The sister fields of control and communication share many common goals. While communication aims to reduce uncertainty by communicating information about the state of the world, control aims to reduce uncertainty by moving the state of the world to a known point. Furthermore, transmitters must communicate over the unreliability in the communication channel, while controllers must overcome unreliability in the sensing and actuation channels of the system to stabilize it. Extensive work in information theory has provided a framework with which we can understand the fundamental limits on the communication capacity of a communication channel. This dissertation builds on the information-theoretic perspective to understand the limits on the ability of controllers to actively dissipate uncertainty in systems.

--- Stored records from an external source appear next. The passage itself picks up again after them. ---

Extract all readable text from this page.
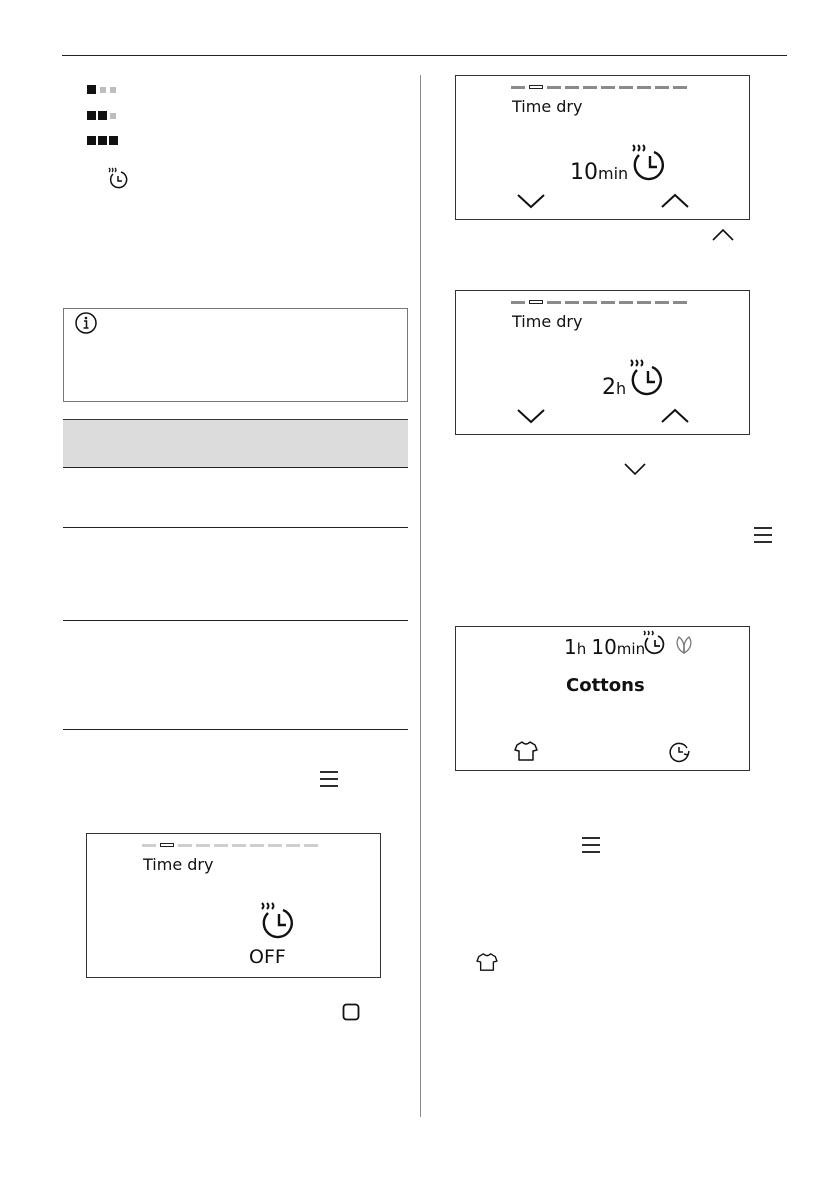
Time dry
OFF
Time dry
10min
Time dry
2h
1h 10min
Cottons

High-performance control systems include two types of uncertainty: noise that might be introduced by nature, and inaccuracy that might be introduced by modeling, sampling errors or clock jitter. The first of these is often modeled as an additive uncertainty and is the object of most prior work at the intersection of communication and control. This dissertation focuses on the multiplicative uncertainty that comes from modeling and sampling inaccuracies. Multiplicative uncertainty could be introduced from the observation mechanism that senses the state (the sensing channel) or from the actuation mechanism that implements actions (the actuation channel). This dissertation examines the control capacity of systems where the parameters of these channels are changing so fast that they cannot be perfectly tracked at the timescale at which control actions must be performed. This parallels the fast-fading models used for wireless communication channels.
This dissertation defines a notion of the control capacity of an unreliable actuation channel as the fundamental limit on the ability of a controller to stabilize a system over that channel. Our definition builds from the understanding of communication capacity as defined by Shannon. The strictest sense of control capacity, zero-error control capacity, emulates the worst-case sense of performance that the robust control paradigm captures. The weakest sense of control capacity, which we call "Shannon" control capacity, focuses on the typical behavior of the zeroth-moment or the log of the state. In between these two there exists a range of eta-th moment capacities of the actuation channel. These different notions of control capacity characterize the impact of large deviations events on the system. They also provide a partial generalization of the classic uncertainty threshold principle in control to senses of stability that go beyond the mean-squared sense.
Since the "Shannon" control capacity of an actuation channel relates to physically stabilizing the system, it can be different from the Shannon communication capacity of the associated communication channel. For the case of actuation channels with i.i.d. randomness, we provide a computable single-letter expression for the control capacity. Our formulation for control capacity also allows for explicit characterization of the value of side information in systems. We illustrate this using simple scalar and vector examples.
These ideas extend to other parameter uncertainties as well and can be used to understand the control capacity of a system with unreliable sensing channels. Somewhat surprisingly, we find that in the case of non-coherent sensing channels the separation paradigm that is often applied to understand control problems with communication constraints on the observation side can fail. Active learning and control of a system state is possible (i.e. the control capacity is finite), even though passive estimation is not. An interesting aspect of this result is the techniques used. The problem is reduced to estimating the initial state of the system using a prior and the non-coherent observations. Then a genie-based argument can be used to lower bound the Bayesian problem using a minimax-style hypothesis testing bound.
The results throughout are motivated by observations made using simplified bit-level "carry-free models." These models are generalized versions of deterministic bit-level models that are commonly used in wireless network information theory to capture the interaction of signals. Here, we modify them to capture the information bottlenecks introduced by parameter uncertainty in active systems.